Of course, competition alone will never be sufficient to guarantee all these benefits. This means the Botswana Telecommunications Authority (BTA), as the regulatory authority for the telecommunications industry, will continue to play the critical role of setting the “rules of engagement” in this sector to safeguard the interests of all players in the industry, including the new entrants and consumers. So, competition and regulation will inevitably play a vital role to level the playing field and ensure successful private sector participation in the telecommunications sector.
In addition, Government will endeavour to ensure that the privatisation of BTC does not in any way deny disadvantaged members of the society, particularly those in the rural areas, the right of access to telephony services through the introduction of targeted interventions.
Advantages of the SEP
The SEP will provide the necessary financial resources, technological and management expertise that are vital to turn around the corporation and eventually to increase telephony penetration in line with Government’s objective of Info-Communication and Technology sector. In addition, the option has the opportunity to introduce technologies that promote and enhance BTC’s competitiveness in a fully liberalised telecommunications market. This will enable Botswana to effectively compete efficiently in the domestic, regional and global knowledge economy while creating value for all the shareholders.
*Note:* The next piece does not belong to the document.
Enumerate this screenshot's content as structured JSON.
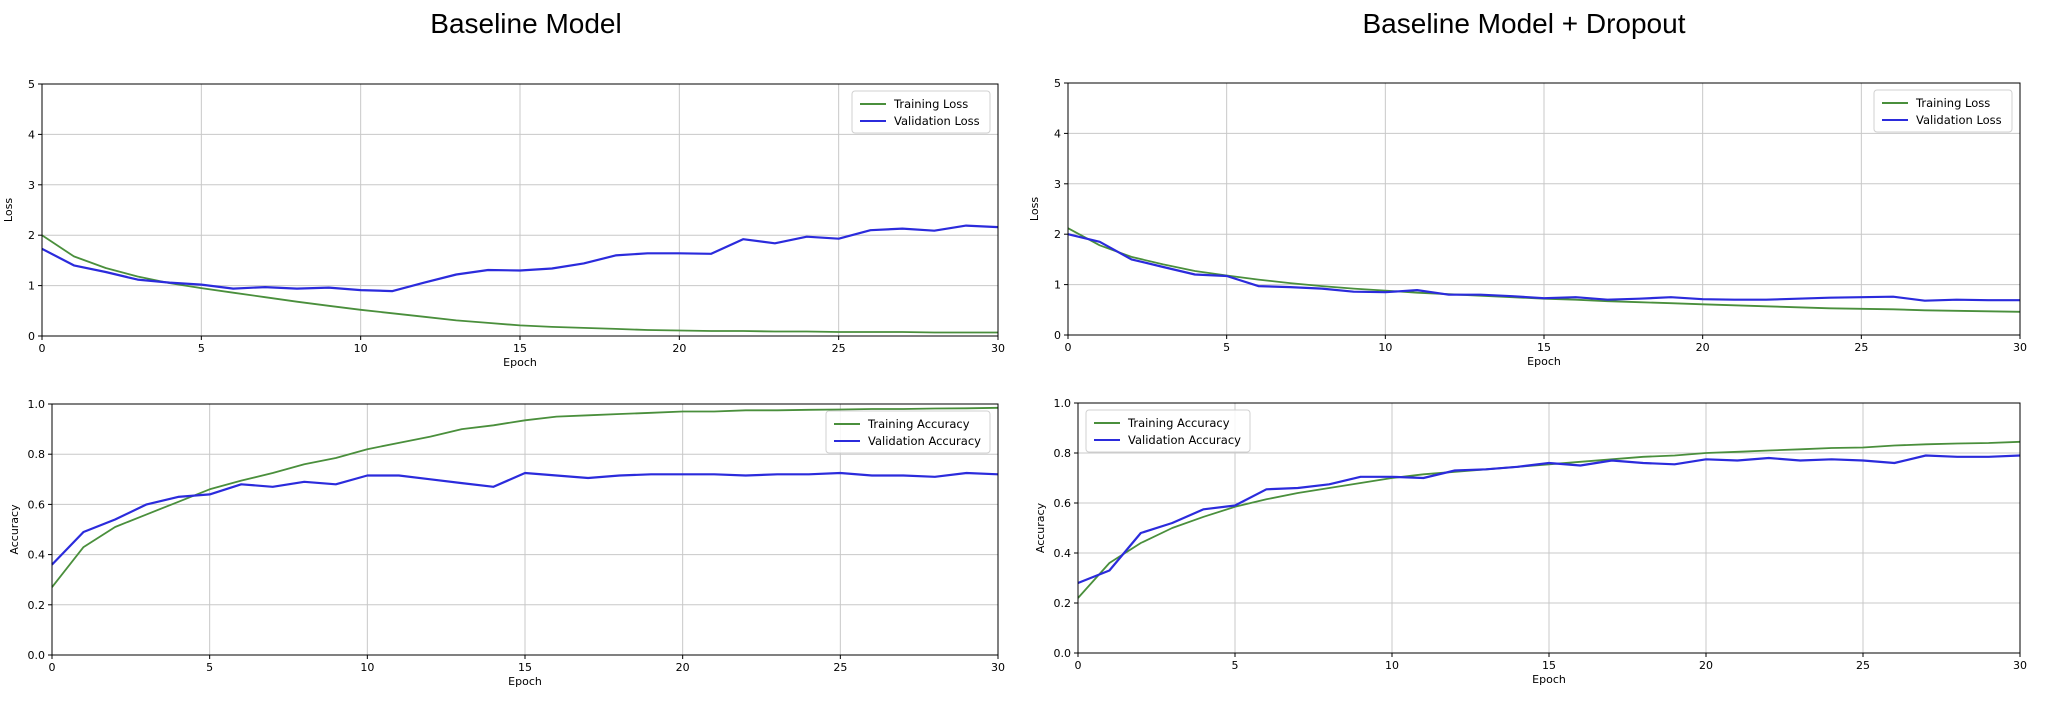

Bringing Stakeholders on Board
As the privatisation march gains momentum there is no doubt that those affected will be keen to know how divestiture transactions such as the BTCs, are likely to impact on their lives. PEEPA, in collaboration with the affected ministries, plans to embark on a nation-wide communication campaign, not only to inform those concerned about the BTC privatisation, but also to inform them about the mitigation measures that will be put in place to cushion any negative impact the transactions might have on their lives, directly or otherwise.
The stakeholders will include the labour unions, the media, potential investors and consumers of the BTC products.